Not convinced? Check out this “The Resource Utilization Trap” video for visual proof:
To quote The Goal by Eliyahu Goldratt, “A system of local optimums is not an optimum system at all; it is a very inefficient system.” Trying to utilize each piece (human or otherwise) at 100% is trying to build “a system of local optimums.”
And that will lead to “a very inefficient system,” “having a negative effect on flow velocity and flow time” (to mash-up Goldratt and Kersten).
Counterintuitive IT™ #3: There Is No Single Root Cause with a Complex System
This next, and final one might have been the hardest for me to digest and accept, and I’ll admit I’m still wrestling it with it a bit. However, in his paper, “How Complex Systems Fail,” Richard I. Cook, MD makes a great argument against the common practice of identifying the root cause of any system failure. You really should review the whole document (it is filled with myriad gems), but here is an excerpt directly speaking to Counterintuitive IT™ #3:
7) Post-accident attribution accident to a ‘root cause’ is fundamentally wrong.

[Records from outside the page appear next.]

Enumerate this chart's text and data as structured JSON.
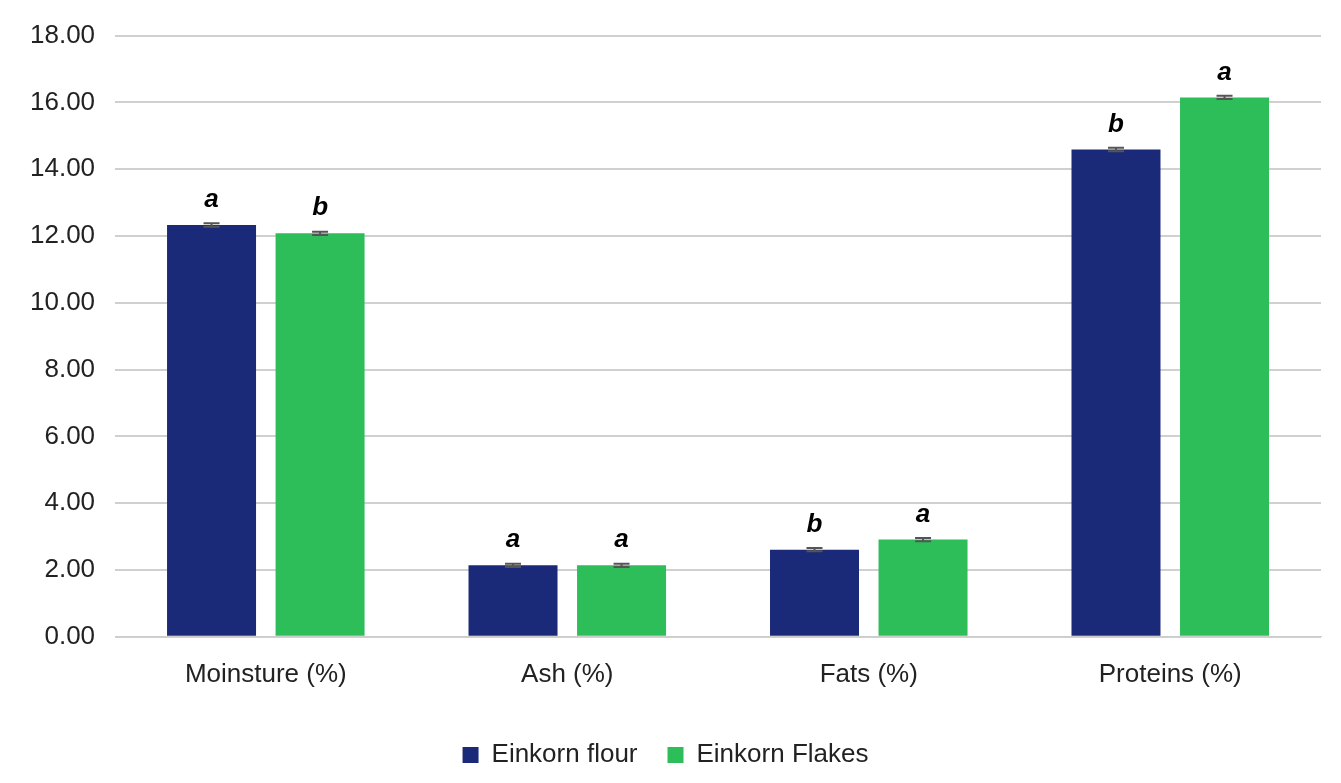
{
  "chart_data": {
    "type": "bar",
    "categories": [
      "Moinsture (%)",
      "Ash (%)",
      "Fats (%)",
      "Proteins (%)"
    ],
    "series": [
      {
        "name": "Einkorn flour",
        "color": "#1b2a78",
        "values": [
          12.33,
          2.14,
          2.61,
          14.59
        ],
        "value_labels": [
          "a",
          "a",
          "b",
          "b"
        ],
        "errors": [
          0.05,
          0.05,
          0.05,
          0.05
        ]
      },
      {
        "name": "Einkorn Flakes",
        "color": "#2dbe5a",
        "values": [
          12.08,
          2.14,
          2.91,
          16.15
        ],
        "value_labels": [
          "b",
          "a",
          "a",
          "a"
        ],
        "errors": [
          0.05,
          0.05,
          0.05,
          0.05
        ]
      }
    ],
    "ylim": [
      0,
      18
    ],
    "yticks": [
      {
        "value": 0,
        "label": "0.00"
      },
      {
        "value": 2,
        "label": "2.00"
      },
      {
        "value": 4,
        "label": "4.00"
      },
      {
        "value": 6,
        "label": "6.00"
      },
      {
        "value": 8,
        "label": "8.00"
      },
      {
        "value": 10,
        "label": "10.00"
      },
      {
        "value": 12,
        "label": "12.00"
      },
      {
        "value": 14,
        "label": "14.00"
      },
      {
        "value": 16,
        "label": "16.00"
      },
      {
        "value": 18,
        "label": "18.00"
      }
    ],
    "grid": "y",
    "legend": "bottom"
  }
}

Because overt failure requires multiple faults, there is no isolated ‘cause’ of an accident. There are multiple contributors to accidents. Each of these is necessary insufficient in itself to create an accident. Only jointly are these causes sufficient to create an accident. Indeed, it is the linking of these causes together that creates the circumstances required for the accident. Thus, no isolation of the ‘root cause’ of an accident is possible. The evaluations based on such reasoning as ‘root cause’ do not reflect a technical understanding of the nature of failure but rather the social, cultural need to blame specific, localized forces or events for outcomes.
That portion of his article does not do the overall discussion justice, but you get the gist. Complex systems are, well, complex. Failures don’t happen because of a single factor. Our need to identify a root cause is because of “the social, cultural need to blame specific, localized forces or events for outcomes.”
I’m not quite ready to throw out my ASQ root cause process books :-), but…counterintuitively…I think Dr. Cook is right. Well, that is going to be an interesting conversation with my boss. 🙂
Your Turn: What Examples of Counterintuitive IT™ Do You Have?
Well, there are three Counterintuitive IT™ examples from me. What would you add to the list? Things you were surprised to find out. Things that seem to go against common sense. Things you don’t want others to learn the hard way.